McGilchrist might respond to this view by pointing to the fact that the right-hemisphere is characterized by its integrative function, and that this is why he’s arguing for a greater role in right-hemisphere thinking.  Well, that may be true in itself, but I’m proposing a different level of harmonization, one that integrates analytical thought with holistic thought, an approach that I explore in my other blog, Finding the Li.

That may be the reason why those experienced meditators I mentioned earlier showed increased activation of their left-hemisphere pfc.  They’re permitting their entire consciousness to take control of their narrative.  To continue the political analogy, what leads to a stronger, healthier government in the long-term: a well-functioning, harmonious democracy or a tyranny?  The tyranny may appear, temporarily, to be stronger.  Until, that is, it topples.  So if, in our collective consciousness, we are experiencing a tyranny of the left pfc, perhaps the solution is not to fight back with the right hemisphere, but to use the powerful, narrative, cohering function of the left hemisphere to focus our attention better on those other, feeling-laden, instinctual aspects of our being, and learn how to integrate them into a harmony of the hemispheres: a democracy of consciousness.
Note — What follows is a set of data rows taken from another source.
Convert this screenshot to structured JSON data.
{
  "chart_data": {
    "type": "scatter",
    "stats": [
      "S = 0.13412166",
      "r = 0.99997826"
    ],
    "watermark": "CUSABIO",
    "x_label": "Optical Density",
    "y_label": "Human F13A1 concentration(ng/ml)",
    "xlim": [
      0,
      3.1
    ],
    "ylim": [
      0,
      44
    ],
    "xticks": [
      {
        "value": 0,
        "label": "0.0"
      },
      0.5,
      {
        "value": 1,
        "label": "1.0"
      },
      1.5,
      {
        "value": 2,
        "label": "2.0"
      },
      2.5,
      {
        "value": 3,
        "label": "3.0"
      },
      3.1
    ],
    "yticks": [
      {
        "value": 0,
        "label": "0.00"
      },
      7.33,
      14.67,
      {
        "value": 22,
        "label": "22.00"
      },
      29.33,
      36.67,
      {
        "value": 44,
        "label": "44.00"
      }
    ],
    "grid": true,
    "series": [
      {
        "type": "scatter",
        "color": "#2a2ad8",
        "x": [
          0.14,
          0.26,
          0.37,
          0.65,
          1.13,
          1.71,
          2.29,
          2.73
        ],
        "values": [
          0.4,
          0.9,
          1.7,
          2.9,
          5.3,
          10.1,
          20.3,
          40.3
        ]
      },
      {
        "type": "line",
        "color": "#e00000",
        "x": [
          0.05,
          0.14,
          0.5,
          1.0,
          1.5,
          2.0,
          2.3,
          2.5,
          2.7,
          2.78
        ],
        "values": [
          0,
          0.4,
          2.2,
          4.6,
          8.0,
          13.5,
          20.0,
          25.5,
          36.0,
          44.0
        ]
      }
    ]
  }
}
[1] For example, see Urry, H. L., Nitschke, J. B., Dolski, I., Jackson, D. C., Dalton, K. M., Mueller, C. J., Rosenkranz, M. A., Ryff, C. D., Singer, B. H., and Davidson, R. J. (2004). “Making a Life Worth Living: Neural Correlates of Well-Being.” Psychological Science, 15(6), 367-372.

[2] Lutz, A., Dunne, J. D., and Davidson, R. J. (2007). “Meditation and the Neuroscience of Consciousness”, in P. Zelazo, M. Moscovitch, and E. Thompson, (eds.), Cambridge Handbook of Consciousness. New York: Cambridge University Press.

[3] Gazzaniga, M. S. (2000). “Cerebral specialization and interhemispheric communication: Does the corpus callosum enable the human condition?” Brain, 123(7), 1293-1326.

[4] Goel, V., Tierney, M., Sheesley, L., Bartolo, A., Vartanian, O., and Grafman, J. (2006). “Hemispheric Specialization in Human Prefrontal Cortex for Resolving Certain and Uncertain Inferences.” Cerebral Cortex, 17(October 2007), 2245-2250.

1 Comment »

  1. Thanks for the post.  I agree with much of what you say, as you might expect.  But I’d have to say that your conclusion, contrasting my implied opposition of the hemispheres to your sense of the need for synthesis, is mistaken.  I continually recur to the theme, in both Parts One and Two of the book, that we need both, and that they need to be integrated: synthesis.  The black and white, either/or mode is the mode of the left hemisphere on its own.  I cite Hegel and others on the need for the union of division with union, the integration of differentiation with integration; and in Part Two it is clear that my take on the Ancient World and the Renaissance is that the two worked in balance in each of those ages.  My whole thesis, encapsulated in the metaphor of the title, is that both need to work together.  Both are valuable.  It’s just that in our age, the left has got above itself, and blotted out the whole picture: it is the left hemisphere viewpoint that only one matters.  The right hemisphere knows better than that.

    Incidentally I don’t think it is adequate to say that ‘the left brain is more rational, linear, detail- and narrative-oriented; the right brain is more integrative, fuzzier, emotional and holistic’.  Narrative is definitely something only the right hemisphere can understand.  Emotions are the province of both hemispheres.  The left hemisphere is more rationalistic, but not more rational; and reason is a largely right hemisphere function: deduction, much mathematical thinking, and Vernunft as opposed to Verstand are all right hemisphere mediated.  ‘Fuzzier’ is not a good word for the acceptance of ambiguity and the coincidentia oppositorum, and using those phrases makes it sound as if I am just peddling the old tired stuff about the right hemisphere being pink and fluffy in some New Age way – exactly what I am arguing against – rather than, as I think (and so did Mary Midgley), making some rather subtle points about the nature of thought itself.  But in a short review one ends up cutting corners, and perhaps I am being too pernickety.